住宅ローンの他1250万円の借入金があったところ、退職見込み金1400万円と預金等が229万円あったため、清算価値ベースでの305万円まで圧縮し残額の免除を受け、住宅を守った。

 

相談者

Aさん:50代、会社員、妻

 

相談前

Aさんは、持病の治療のための医療費や気を紛らわすための趣味の旅行費用が工面できず借入を増やし1250万円にまでなったところで住宅ローンが払えなくなり、なんとか家は残す方法はないかと、相談に来られました。

 

相談後

Aさんは、自宅は手放したくないとのことでしたので、住宅ローン以外の借金を減額し分割弁済する住宅資金特別条項付きの個人再生手続きをすることになりました。
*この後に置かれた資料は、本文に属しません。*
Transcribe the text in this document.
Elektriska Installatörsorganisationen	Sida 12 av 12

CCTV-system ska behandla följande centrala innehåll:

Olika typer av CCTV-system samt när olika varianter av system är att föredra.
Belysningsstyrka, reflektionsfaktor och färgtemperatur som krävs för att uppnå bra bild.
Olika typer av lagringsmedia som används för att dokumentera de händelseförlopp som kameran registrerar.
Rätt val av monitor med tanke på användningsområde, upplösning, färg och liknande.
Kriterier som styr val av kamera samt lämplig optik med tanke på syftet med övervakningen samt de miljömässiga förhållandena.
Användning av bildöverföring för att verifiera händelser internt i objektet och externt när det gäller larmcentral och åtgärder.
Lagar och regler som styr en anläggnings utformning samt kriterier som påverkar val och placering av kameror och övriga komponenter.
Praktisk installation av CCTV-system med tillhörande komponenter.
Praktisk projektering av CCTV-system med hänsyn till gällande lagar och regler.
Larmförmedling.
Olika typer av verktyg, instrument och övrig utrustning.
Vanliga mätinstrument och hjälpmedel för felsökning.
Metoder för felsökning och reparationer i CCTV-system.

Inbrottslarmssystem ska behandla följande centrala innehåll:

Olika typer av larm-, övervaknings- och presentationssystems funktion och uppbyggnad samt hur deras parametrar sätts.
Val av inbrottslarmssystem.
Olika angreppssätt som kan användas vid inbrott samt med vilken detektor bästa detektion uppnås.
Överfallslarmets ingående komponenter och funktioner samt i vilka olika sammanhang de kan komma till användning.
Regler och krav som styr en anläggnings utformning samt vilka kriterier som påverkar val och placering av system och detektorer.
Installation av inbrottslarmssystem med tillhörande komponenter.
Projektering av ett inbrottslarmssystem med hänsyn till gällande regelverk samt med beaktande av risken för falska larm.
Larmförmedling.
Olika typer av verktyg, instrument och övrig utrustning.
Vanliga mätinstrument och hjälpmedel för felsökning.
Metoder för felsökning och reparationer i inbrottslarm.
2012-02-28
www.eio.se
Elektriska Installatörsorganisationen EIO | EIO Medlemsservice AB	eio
問題は1250万円の負債がいくらまで減額できるかでした。原則ですと1/5の250万円(1250万円×1/5)まで減額できますが、Aさんには、1400万円の退職金見込額と80万円の預金と65万円の社内積立金、および84万円の保険解約返戻金がありました。
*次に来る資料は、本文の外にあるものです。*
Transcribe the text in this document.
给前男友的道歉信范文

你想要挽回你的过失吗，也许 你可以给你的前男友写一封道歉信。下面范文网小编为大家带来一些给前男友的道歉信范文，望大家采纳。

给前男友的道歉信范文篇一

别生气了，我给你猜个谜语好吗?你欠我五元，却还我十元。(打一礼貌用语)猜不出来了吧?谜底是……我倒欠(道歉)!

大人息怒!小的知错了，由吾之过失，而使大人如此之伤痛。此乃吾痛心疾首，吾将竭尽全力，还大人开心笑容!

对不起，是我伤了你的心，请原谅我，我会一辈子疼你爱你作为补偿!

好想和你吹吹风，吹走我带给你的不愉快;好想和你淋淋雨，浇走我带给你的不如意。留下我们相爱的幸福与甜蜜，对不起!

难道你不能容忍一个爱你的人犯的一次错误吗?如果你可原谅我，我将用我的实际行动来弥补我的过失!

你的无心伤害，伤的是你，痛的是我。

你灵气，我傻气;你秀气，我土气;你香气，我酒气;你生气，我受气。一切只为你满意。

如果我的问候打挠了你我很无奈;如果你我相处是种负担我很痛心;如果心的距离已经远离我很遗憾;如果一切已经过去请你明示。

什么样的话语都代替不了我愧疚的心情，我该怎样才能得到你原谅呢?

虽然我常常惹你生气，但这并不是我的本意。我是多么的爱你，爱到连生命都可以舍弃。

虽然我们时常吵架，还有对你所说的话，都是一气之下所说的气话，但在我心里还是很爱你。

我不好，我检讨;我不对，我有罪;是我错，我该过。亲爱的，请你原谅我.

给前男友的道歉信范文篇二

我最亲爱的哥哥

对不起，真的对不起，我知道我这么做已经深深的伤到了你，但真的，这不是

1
この場合法律上、退職金見込額1400万円の1/8である175万円と保有している80万円の預金と65万円の社内積立金、および84万円の保険解約返戻金の合計404万円から99万円(法定控除相当額)を引いた305万円(清算価値加算合計額)を返済することが必要です。

 

175万円(退職金見込額1400万円の1/8)+80万円(預金)+65万円(社内積立金)+84万円(保険解約返戻金)-99万円(法定控除相当額)=305万円

 

もとの1250万円の借入金と比べると大幅な減額になりましたが、毎月の返済額を抑える必要がありましたので、通常は返済期間3年のところ、5年返済とした再生計画案を裁判所や債権者に認めてもらい、毎月の返済額を5万円程度に抑えることで家計を立て直す事ができました。

 

弁護士からのコメント

平均的な個人再生では、住宅ローン以外の債務額合計を1/5に圧縮出来ますが、保有財産が大きいと1/5以上の金額を払うことになるケースが出てきます。

具体的には、

清算価値加算合計額>債務額の1/5

になる場合は、清算価値加算合計額を返済しなければなりません。

Aさんの場合、清算価値加算合計額が305万円でした。

いずれにせよ個人再生では一般の借入れを大幅に圧縮して、住宅を守ることが出来ますので、借り入れが家計を圧迫して住宅ローンの返済が苦しい方は、是非、個人再生を検討してみてください。